Évidemment, on l'aura compris, ce n'est pas en supprimant 100 « commissions consultatives » comités Théodule (33 millions d'euros de coût annuel pour ceux qui l'on dénombre au niveau de l'État, autour de 150 millions d'euros si on agrège les niveaux local et social) que l'on va financer les plus de 7 milliards de dépenses supplémentaires encore annoncées ces derniers jours en augmentation du RSA et des dépenses de CMU-C. Sans parler des campagnes de lutte contre le non recours à ces mêmes prestations que le gouvernement a annoncées. A la clé, si cette campagne se révélait payante, un alourdissement considérable du coût de ces prestations (4 milliards pour le RSA, 4,7 milliards pour les prestations familiales, 828 millions d'euros pour l'APA [1]).

Les différents gouvernements ont déjà fait le coup sur le sujet, le gouvernement Fillon avait déjà annoncé une rationalisation des comités en question ayant pour but de supprimer 225 comités en 2009, 51 en 2010, 48 autres en 2011, soit une baisse totale de 324 en 3 ans. Le gouvernement de Jean-Marc Ayrault nous annonce la suppression de 100 comités Théodule. En 2010 l'État en comptait 799, en 2013 [2], il y en aura toujours 668… Au lieu d'en supprimer 324 comme annoncé, seulement 131 ont été supprimés en 3 ans. Les derniers exemples fleuris ne manquent pas : Comité stratégique du calcul intensif, Commission consultative des polices municipales, Observatoire national du volontariat dans les corps de sapeurs-pompiers, Commission des téléphériques (ce qu'avait d'ailleurs proposé la Fondation iFRAP) etc.

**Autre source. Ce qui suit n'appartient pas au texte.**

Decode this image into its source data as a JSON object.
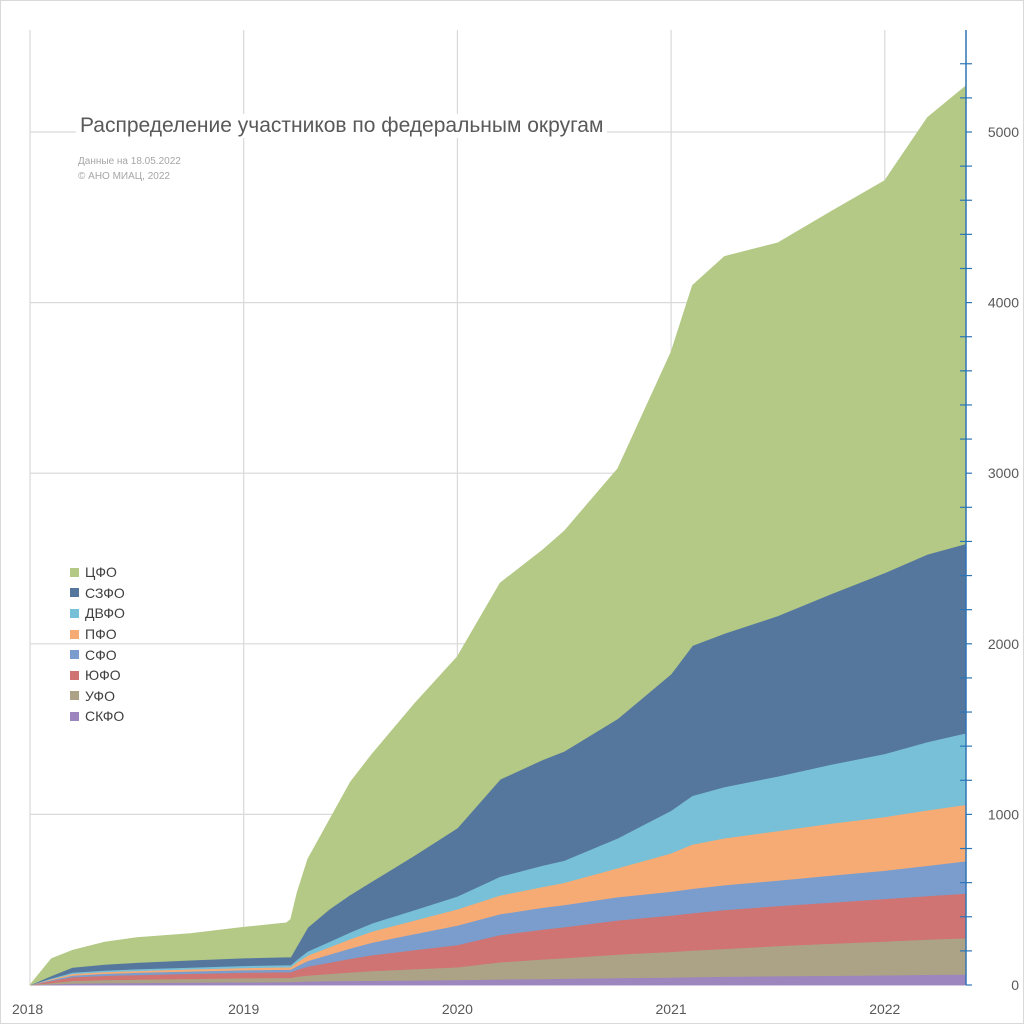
{
  "title": "Распределение участников по федеральным округам",
  "notes": [
    "Данные на 18.05.2022",
    "© АНО МИАЦ, 2022"
  ],
  "chart_data": {
    "type": "area",
    "stacked": true,
    "x": [
      2018.0,
      2018.1,
      2018.2,
      2018.35,
      2018.5,
      2018.75,
      2019.0,
      2019.2,
      2019.22,
      2019.25,
      2019.3,
      2019.4,
      2019.5,
      2019.6,
      2019.8,
      2020.0,
      2020.2,
      2020.4,
      2020.5,
      2020.75,
      2021.0,
      2021.1,
      2021.25,
      2021.5,
      2021.75,
      2022.0,
      2022.2,
      2022.38
    ],
    "x_ticks": [
      "2018",
      "2019",
      "2020",
      "2021",
      "2022"
    ],
    "y_ticks": [
      "0",
      "1000",
      "2000",
      "3000",
      "4000",
      "5000"
    ],
    "ylim": [
      0,
      5450
    ],
    "xlim": [
      2018.0,
      2022.38
    ],
    "axis_position": "right",
    "grid": true,
    "legend_position": "left",
    "series": [
      {
        "name": "СКФО",
        "color": "#9d85bd",
        "values": [
          0,
          5,
          10,
          12,
          13,
          15,
          17,
          18,
          18,
          20,
          22,
          24,
          25,
          26,
          28,
          30,
          34,
          36,
          38,
          42,
          45,
          47,
          50,
          53,
          55,
          58,
          61,
          63
        ]
      },
      {
        "name": "УФО",
        "color": "#aca386",
        "values": [
          0,
          8,
          15,
          18,
          20,
          22,
          24,
          25,
          25,
          30,
          35,
          42,
          50,
          57,
          66,
          75,
          100,
          115,
          120,
          138,
          150,
          156,
          163,
          176,
          188,
          198,
          206,
          212
        ]
      },
      {
        "name": "ЮФО",
        "color": "#cf7472",
        "values": [
          0,
          12,
          22,
          25,
          27,
          30,
          32,
          33,
          33,
          40,
          52,
          66,
          80,
          93,
          112,
          130,
          160,
          175,
          182,
          200,
          213,
          219,
          227,
          235,
          242,
          250,
          256,
          262
        ]
      },
      {
        "name": "СФО",
        "color": "#7b9dcd",
        "values": [
          0,
          5,
          10,
          12,
          13,
          14,
          15,
          15,
          15,
          22,
          33,
          47,
          60,
          73,
          94,
          115,
          122,
          128,
          130,
          136,
          140,
          143,
          146,
          150,
          158,
          165,
          177,
          190
        ]
      },
      {
        "name": "ПФО",
        "color": "#f6ab74",
        "values": [
          0,
          5,
          9,
          10,
          11,
          12,
          13,
          14,
          14,
          22,
          32,
          43,
          55,
          65,
          80,
          95,
          110,
          122,
          130,
          170,
          225,
          260,
          275,
          290,
          305,
          315,
          325,
          330
        ]
      },
      {
        "name": "ДВФО",
        "color": "#78c0d7",
        "values": [
          0,
          4,
          8,
          9,
          10,
          11,
          12,
          12,
          12,
          16,
          24,
          32,
          40,
          48,
          60,
          75,
          110,
          125,
          130,
          175,
          250,
          285,
          300,
          320,
          345,
          370,
          400,
          420
        ]
      },
      {
        "name": "СЗФО",
        "color": "#56779d",
        "values": [
          0,
          15,
          30,
          35,
          38,
          42,
          45,
          47,
          47,
          80,
          140,
          190,
          220,
          245,
          320,
          400,
          570,
          620,
          640,
          700,
          800,
          880,
          900,
          940,
          1000,
          1060,
          1100,
          1110
        ]
      },
      {
        "name": "ЦФО",
        "color": "#b3c985",
        "values": [
          0,
          100,
          100,
          130,
          145,
          155,
          180,
          200,
          220,
          310,
          400,
          520,
          660,
          745,
          890,
          1005,
          1150,
          1230,
          1290,
          1465,
          1887,
          2110,
          2209,
          2186,
          2242,
          2299,
          2560,
          2684
        ]
      }
    ]
  },
  "legend_order": [
    "ЦФО",
    "СЗФО",
    "ДВФО",
    "ПФО",
    "СФО",
    "ЮФО",
    "УФО",
    "СКФО"
  ]
}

C'est dire la difficulté que l'on rencontre en France pour supprimer des entités sans enjeux et sans personnels permanents… Certes, le gouvernement affiche sa détermination pour inclure les opérateurs et les agences de l'État dans la réforme de l'État proposant de fusionner certaines structures -sans dire lesquelles- au sein des 1.244 entités distinctes (qui représentent selon notre chiffrage environ 100 milliards de périmètre annuel de dépenses publiques – les 556 opérateurs représentant pour leur part la moitié.

Le gouvernement annonce aussi des audits : 40 politiques publiques (dont les aides aux entreprises, au logement et à la politique familiale) vont être évaluées en 2013 et toutes les autres progressivement d'ici à 2017. Cela nous rappelle les 56 sujets d'audit lancés en 2006 par Bercy sous le nom d'audits de modernisation de l'État. Les audits étaient annoncés en ces termes "tous les 2 mois, au moins un service, une procédure ou une fonction significative, en vue d'améliorer la qualité et l'efficacité du point de vue des usagers, des fonctionnaires ou des contribuables". Aujourd'hui, les mots ne changent pas tellement, l'idée est d'évaluer : « la qualité de service et de proposer des indicateurs « vertueux » c'est-à-dire générateurs de progrès pour l'administration et compréhensibles pour les usagers ». En forçant à peine le trait, les audits n'auront même pas à changer de nom.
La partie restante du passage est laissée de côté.